By Saqib Iqbal Ahmed
NEW YORK (Reuters) -Wall Street’s most watched gauge of investor anxiety rose to a near five-month high before paring gains on Tuesday as U.S. stocks whipsawed on renewed concerns over a U.S.-China trade conflict.
The Cboe Volatility Index – an options-based indicator that reflects demand for protection against drops in the stock market – was last up 0.7 points to 19.68. The index had reached 22.94, its highest since May 23, earlier in the day.
A reading of 20 or higher on the VIX is associated with robust demand for options protection.
The recent rise in the index – often called the “Wall Street fear gauge” – pointed to investors waking up to the risks that lurk for stocks after an extended period of market calm that enveloped markets even as equities logged new record highs.
Tuesday’s market moves follow a sharper selloff on Friday when the S&P 500 dropped 2.7%, its largest drop in six months.
On Tuesday, the benchmark index fell as much as 1.5% before recovering to trade up 0.2%, after Federal Reserve Chair Jerome Powell said the central bank may soon end its balance sheet runoff, easing investor concerns over tight financial conditions.
“It had been really, really quiet and so all those people who were asleep had to wake up,” said Jim Carroll, senior wealth advisor and portfolio manager at Ballast Rock Private Wealth in Charleston, South Carolina.
“Part of what we saw on Friday was a scramble for protection … once the scramble starts then it becomes, you know, chasing protection instead of chasing returns and you get this big VIX pop,” Carroll said.
Some investors have been opportunistically adding protection to their portfolios.
At least one trader took advantage of Monday’s retreat in volatility to buy short-term hedges via October 24 put spreads in both the S&P 500 index-tracking SPDR S&P 500 ETF Trust and the Nasdaq-100 index-tracking QQQ ETF, according to a note by Susquehanna International Group derivatives strategist Christopher Jacobson.

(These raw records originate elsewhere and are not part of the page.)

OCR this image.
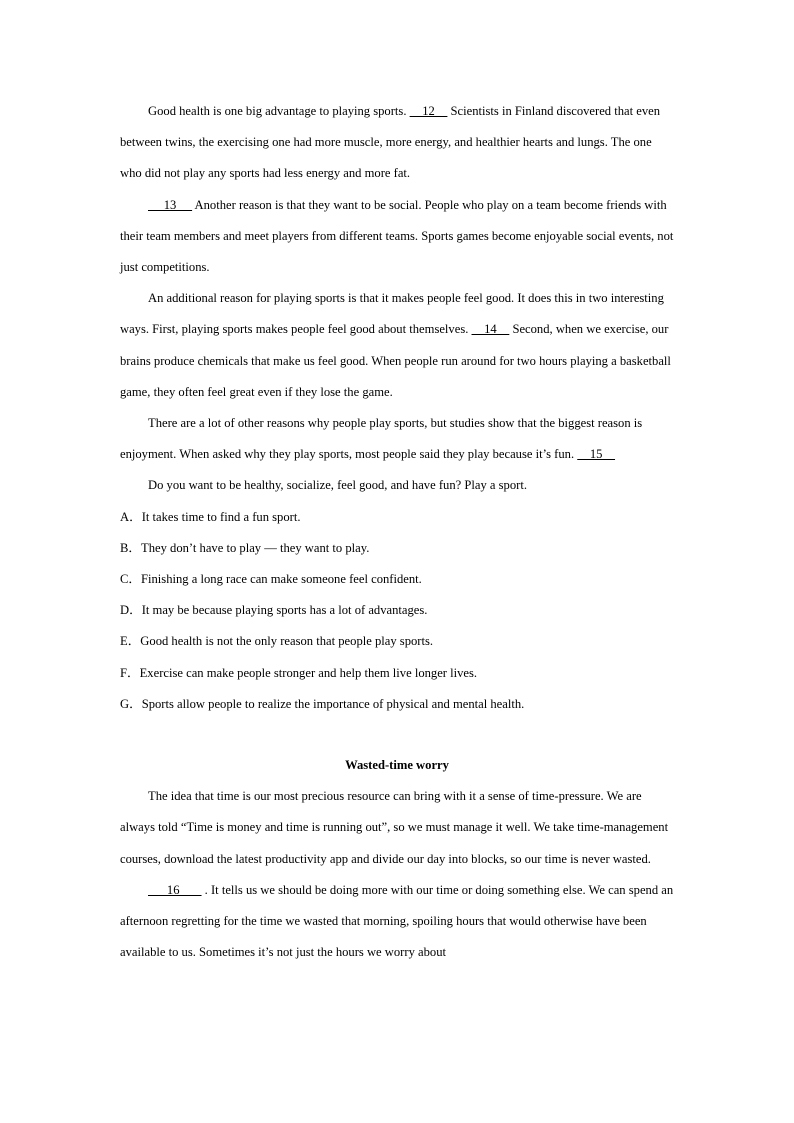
Good health is one big advantage to playing sports.     12     Scientists in Finland discovered that even between twins, the exercising one had more muscle, more energy, and healthier hearts and lungs. The one who did not play any sports had less energy and more fat.

13      Another reason is that they want to be social. People who play on a team become friends with their team members and meet players from different teams. Sports games become enjoyable social events, not just competitions.

An additional reason for playing sports is that it makes people feel good. It does this in two interesting ways. First, playing sports makes people feel good about themselves.     14     Second, when we exercise, our brains produce chemicals that make us feel good. When people run around for two hours playing a basketball game, they often feel great even if they lose the game.

There are a lot of other reasons why people play sports, but studies show that the biggest reason is enjoyment. When asked why they play sports, most people said they play because it’s fun.     15

Do you want to be healthy, socialize, feel good, and have fun? Play a sport.

A．It takes time to find a fun sport.

B．They don’t have to play — they want to play.

C．Finishing a long race can make someone feel confident.

D．It may be because playing sports has a lot of advantages.

E．Good health is not the only reason that people play sports.

F．Exercise can make people stronger and help them live longer lives.

G．Sports allow people to realize the importance of physical and mental health.

Wasted-time worry

The idea that time is our most precious resource can bring with it a sense of time-pressure. We are always told “Time is money and time is running out”, so we must manage it well. We take time-management courses, download the latest productivity app and divide our day into blocks, so our time is never wasted.

16        . It tells us we should be doing more with our time or doing something else. We can spend an afternoon regretting for the time we wasted that morning, spoiling hours that would otherwise have been available to us. Sometimes it’s not just the hours we worry about
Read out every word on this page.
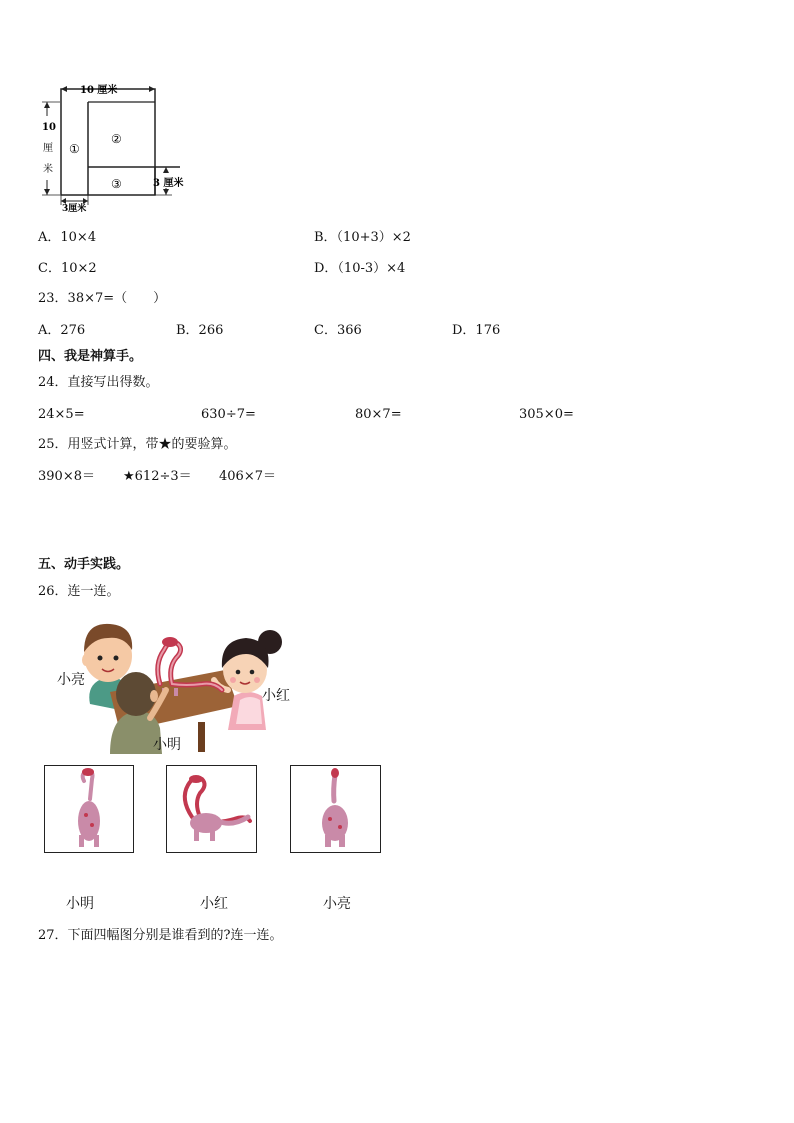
10 厘米
10
厘
米
3 厘米
3厘米
①
②
③
A．10×4	B．（10+3）×2
C．10×2	D．（10-3）×4
23．38×7=（　　）
A．276	B．266	C．366	D．176
四、我是神算手。
24．直接写出得数。
24×5=	630÷7=	80×7=	305×0=
25．用竖式计算，带★的要验算。
390×8＝ ★612÷3＝ 406×7＝
五、动手实践。
26．连一连。
小亮
小红
小明
小明	小红	小亮
27．下面四幅图分别是谁看到的?连一连。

Put options convey the right to sell stock at a fixed price in the future.
While investors remained nervous about the near-term outlook for stocks, there was little sign of outright panic in the market.
The VIX futures curve, a snapshot of prices of futures contracts on the volatility index across different expirations, painted a less fearful picture.
“It’s very flat,” said Joe Tigay, portfolio manager for Rational Equity Armor Fund.
“It kind of is saying that this volatility might be short-lived,” said Tigay, who has been taking advantage of the jump in market swings to sell volatility even as he stands ready to pick up more protection if stocks were to recover and markets turn calm again.